Corporate Team Building Game Ideas

Corporate team building games can help employees learn about themselves and their business.


Corporate team building exercises can help departments and divisions come together to complete a common goal, learn something about their business and about each other, and come away with concepts or ideas that they can apply when they get back to work. However, before planning games for your next corporate retreat, consider the type of people who comprise your group and if a game is appropriate for the meeting. If so, there are many different games to get everyone on your team thinking the same way.

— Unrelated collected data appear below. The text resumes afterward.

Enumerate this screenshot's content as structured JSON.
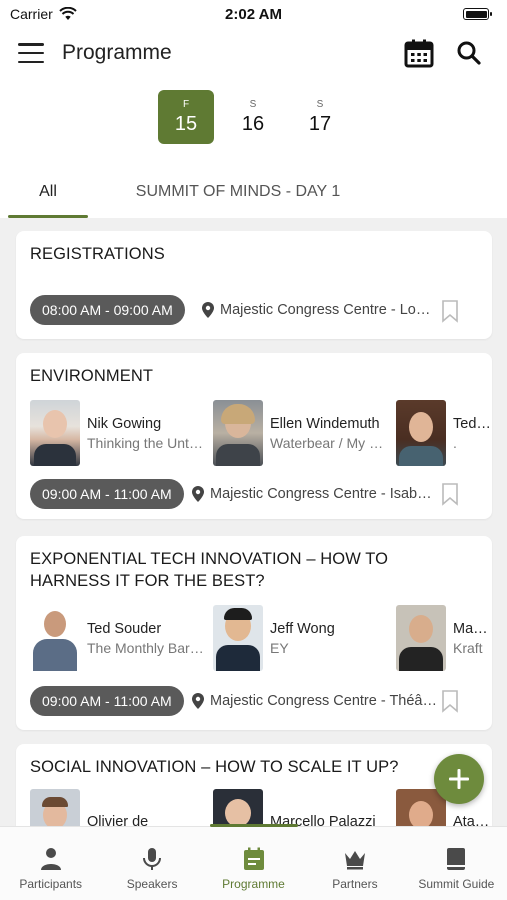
{
  "status_bar": {
    "carrier": "Carrier",
    "time": "2:02 AM"
  },
  "header": {
    "title": "Programme"
  },
  "dates": [
    {
      "dow": "F",
      "day": "15",
      "active": true
    },
    {
      "dow": "S",
      "day": "16",
      "active": false
    },
    {
      "dow": "S",
      "day": "17",
      "active": false
    }
  ],
  "tabs": [
    {
      "label": "All",
      "active": true
    },
    {
      "label": "SUMMIT OF MINDS - DAY 1",
      "active": false
    }
  ],
  "sessions": [
    {
      "title": "REGISTRATIONS",
      "time": "08:00 AM - 09:00 AM",
      "location": "Majestic Congress Centre - Lobby"
    },
    {
      "title": "ENVIRONMENT",
      "time": "09:00 AM - 11:00 AM",
      "location": "Majestic Congress Centre - Isabella Hall",
      "speakers": [
        {
          "name": "Nik Gowing",
          "org": "Thinking the Unthinkable"
        },
        {
          "name": "Ellen Windemuth",
          "org": "Waterbear / My Octopus Teacher"
        },
        {
          "name": "Ted Souder",
          "org": "."
        }
      ]
    },
    {
      "title": "EXPONENTIAL TECH INNOVATION – HOW TO HARNESS IT FOR THE BEST?",
      "time": "09:00 AM - 11:00 AM",
      "location": "Majestic Congress Centre - Théâtre",
      "speakers": [
        {
          "name": "Ted Souder",
          "org": "The Monthly Barometer"
        },
        {
          "name": "Jeff Wong",
          "org": "EY"
        },
        {
          "name": "Martin",
          "org": "Kraft"
        }
      ]
    },
    {
      "title": "SOCIAL INNOVATION – HOW TO SCALE IT UP?",
      "speakers": [
        {
          "name": "Olivier de"
        },
        {
          "name": "Marcello Palazzi"
        },
        {
          "name": "Atalay"
        }
      ]
    }
  ],
  "bottom_nav": [
    {
      "label": "Participants",
      "icon": "person-icon"
    },
    {
      "label": "Speakers",
      "icon": "microphone-icon"
    },
    {
      "label": "Programme",
      "icon": "calendar-icon",
      "active": true
    },
    {
      "label": "Partners",
      "icon": "crown-icon"
    },
    {
      "label": "Summit Guide",
      "icon": "book-icon"
    }
  ],
  "colors": {
    "accent": "#5f7a33",
    "fab": "#6e8b3d",
    "pill": "#5a5a5a"
  }
}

High Energy and Outdoor Games


Some corporations wish to hold their team building events off-site. If you have a group of people that are are energetic, your company could try activities pitting teams against each other, such as paintball and treasure hunts, or against an obstacle such as ropes courses, whitewater rafting, sailboat and regatta racing, even a race with stock cars. You'll want buy-in from the team before planning extreme activities and make sure those who are physically unable to compete or unwilling have a role in the game. Other, less strenuous games, include cooking competitions or charades. The idea is to find trust in teammates to complete a challenge or task, while learning something about each person, and taking something form the experience that can be applied back in the office.

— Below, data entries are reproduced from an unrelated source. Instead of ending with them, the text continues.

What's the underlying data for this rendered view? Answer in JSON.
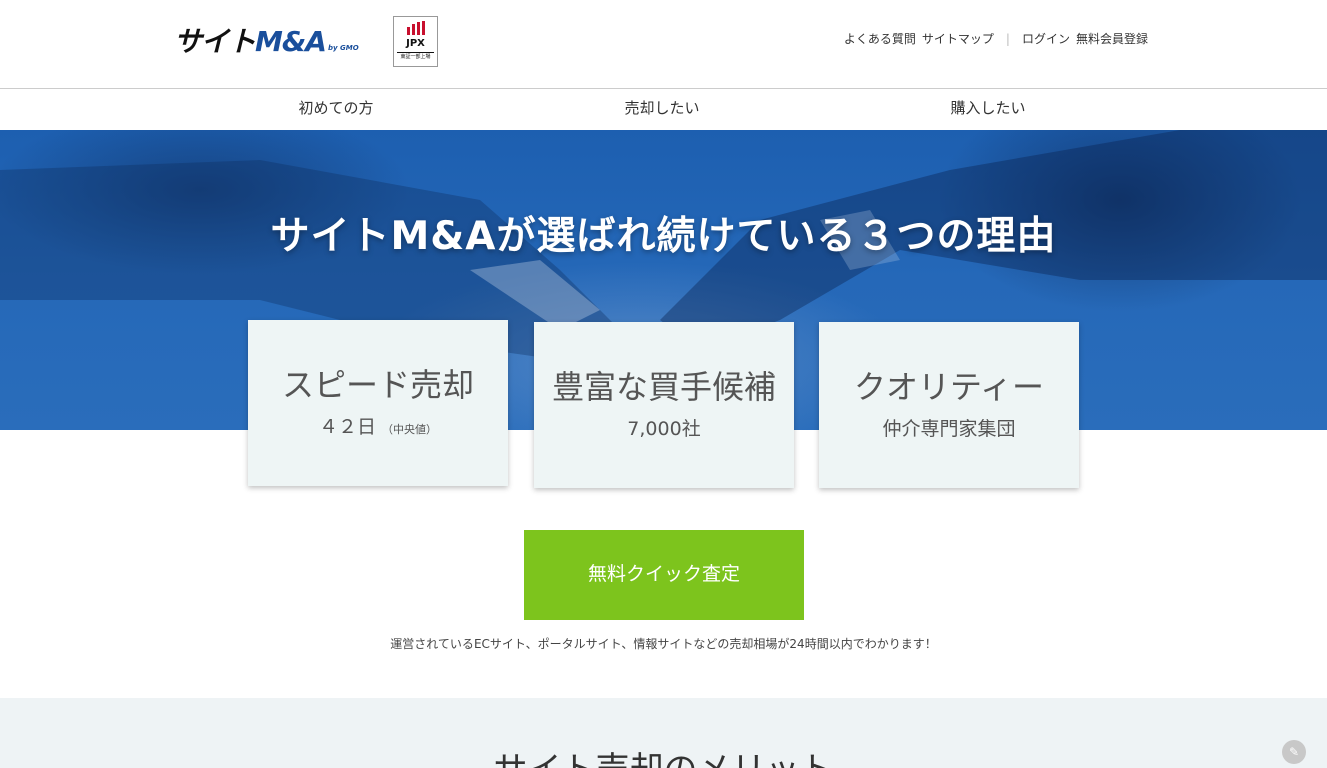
{
  "header": {
    "logo_main": "サイト",
    "logo_accent": "M&A",
    "logo_by": "by GMO",
    "jpx_label": "JPX",
    "jpx_foot": "東証一部上場",
    "links": {
      "faq": "よくある質問",
      "sitemap": "サイトマップ",
      "login": "ログイン",
      "register": "無料会員登録"
    }
  },
  "nav": {
    "items": [
      {
        "label": "初めての方"
      },
      {
        "label": "売却したい"
      },
      {
        "label": "購入したい"
      }
    ]
  },
  "hero": {
    "title": "サイトM&Aが選ばれ続けている３つの理由"
  },
  "cards": [
    {
      "title": "スピード売却",
      "sub": "４２日",
      "note": "（中央値）"
    },
    {
      "title": "豊富な買手候補",
      "sub": "7,000社"
    },
    {
      "title": "クオリティー",
      "sub": "仲介専門家集団"
    }
  ],
  "cta": {
    "label": "無料クイック査定",
    "note": "運営されているECサイト、ポータルサイト、情報サイトなどの売却相場が24時間以内でわかります！"
  },
  "lower": {
    "title": "サイト売却のメリット"
  },
  "colors": {
    "cta_green": "#7dc41d",
    "hero_blue": "#2568b8",
    "card_bg": "#eef5f5"
  },
  "icons": {
    "float": "pencil-icon"
  }
}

Charitable Team Building Games


These games involve doing something as a team to help others. Instead of the typical icebreaker game or team challenge, corporations can use team building to help a charitable organization do good deeds in their own community. Obviously, a corporation can elect to go off-site and spend a morning in a soup kitchen or a few days painting homes in low income communities, but not every corporation has access to such projects. Come together to stuff teddy bears for sick children, build bikes for underprivileged children, or perhaps engage in a walk-a-thon or dance-off for a charity of your company's choosing. Anything that will bring your people together to work as a team for a meaningful cause will do the trick and might get more buy-in than the normal team-building game, challenge, or task.


Indoor Games


If you are planning games to kick-off an event or as parts of a indoor meeting or summit, you'll want to consider games, quizzes, and short exercises that utilize the brain. You'll want to find games that not only stimulate the brain but also help your staff retain ideas, have fun, and learn something that can be applied back at the office. Examples are quizzes that gauge how well each team member knows the other, role-playing to solve business problems, games where players must assemble something, and activities that look at team members' passions, interests, conflicts, and attributes in the team setting of business building.